Solar argued that the liquidated damages clauses were penalties and therefore unenforceable because:
- They were expressly described as a “penalty”. Clause 21.5 read that: “In the event of the delay of more than fifteen (15) calendar days for the date of commissioning the Contractor shall pay to the [Employer] a penalty… The maximum of the penalty for delays to the Works shall be two hundred and fifty thousand pounds sterling per MWp (£250,000/MWp)”.
- The five EPC contracts provided the same “penalty” of £500 per day per MWp, despite the fact that each of the solar energy plants would generate different amounts of energy. Solar therefore argued that the pre-determined sum could not be based on a genuine pre-estimate of GPP’s losses.
Solar also argued that as one of the contracts had been terminated, the liquidated damages clause did not survive the termination of that contract.
The Court held that the liquidated damages clauses were not penalties, and were therefore enforceable, for these reasons:
- Liquidated damages provisions for delay are common in construction contracts and GPP and Prosolia were experienced commercial parties of equal bargaining power able to assess the commercial implications of such clauses.
- It is in the nature of liquidated damages clauses that they are often used when precise prediction of the likely loss is difficult. They are therefore often expressed in round figures.
- The fact that the loss resulting from the breach may vary in amount depending on the actual circumstances at the time does not of itself give rise to any inference that the sum agreed is a penalty, provided it is not extravagant and unconscionable in comparison with the greatest loss that might have been expected, at the time the contract was made, to follow from the relevant breach.
- Ultimately, the sum specified did not exceed a genuine attempt to estimate in advance the loss which GPP would be likely to suffer from the relevant breach. It was not in any way extravagant or unconscionable in comparison to GPP's legitimate interest in ensuring the project was ready on time.
- The references to “penalty” in the clause were only “equivocal indications”, it was the substance of the matter that was relevant. The Court also held that the liquidated damages provisions survived the termination of the contract.

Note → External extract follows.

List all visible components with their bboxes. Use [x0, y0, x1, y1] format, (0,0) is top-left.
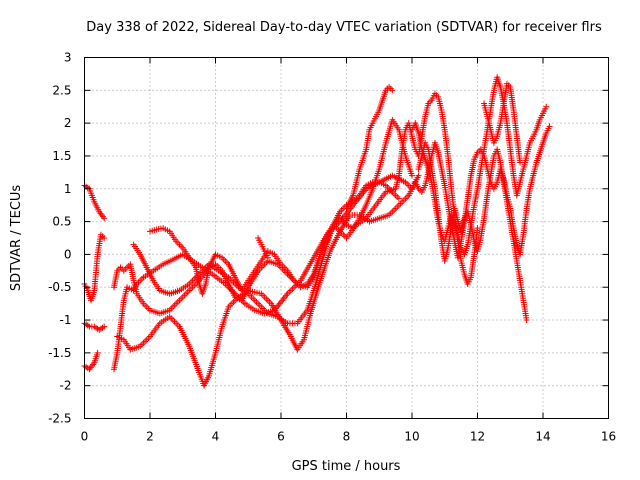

The Court relied on the earlier decision of Hall v Van Der Heiden (No 2) where the Court had held that a liquidated damages clause would survive the termination of the contract as a “matter of principle” because otherwise this would reward the defendant for their own default.
The Court’s decision that these provisions were not a penalty was perhaps not overly surprising, as it is rare for liquidated damages provisions in construction contracts to be held unenforceable as a penalty. This decision does show that, following Makdessi, whether the liquidated damages was a genuine pre-estimate of loss is still an important aspect of whether the provisions are a penalty. However, the Court will ultimately apply the test in Makdessi of whether the sum stipulated is exorbitant or unconscionable having regard to the innocent party’s interest in the performance of the contract.
The decision that liquidated damages would survive termination is more surprising. A common view is that liquidated damages should not be payable after termination, as in these circumstances the contractor loses control of the eventual time of completion. Instead, the contractor should be liable for the losses incurred by the employer as a result of the termination of the construction contract, including the losses it has incurred as a result of any delay in the completion of the works. In such circumstances, the contractor would not be “rewarded” for their own default if liquidated damages did not survive termination, instead the employer would be under a duty to mitigate its loss and to then prove the actual loss it had incurred.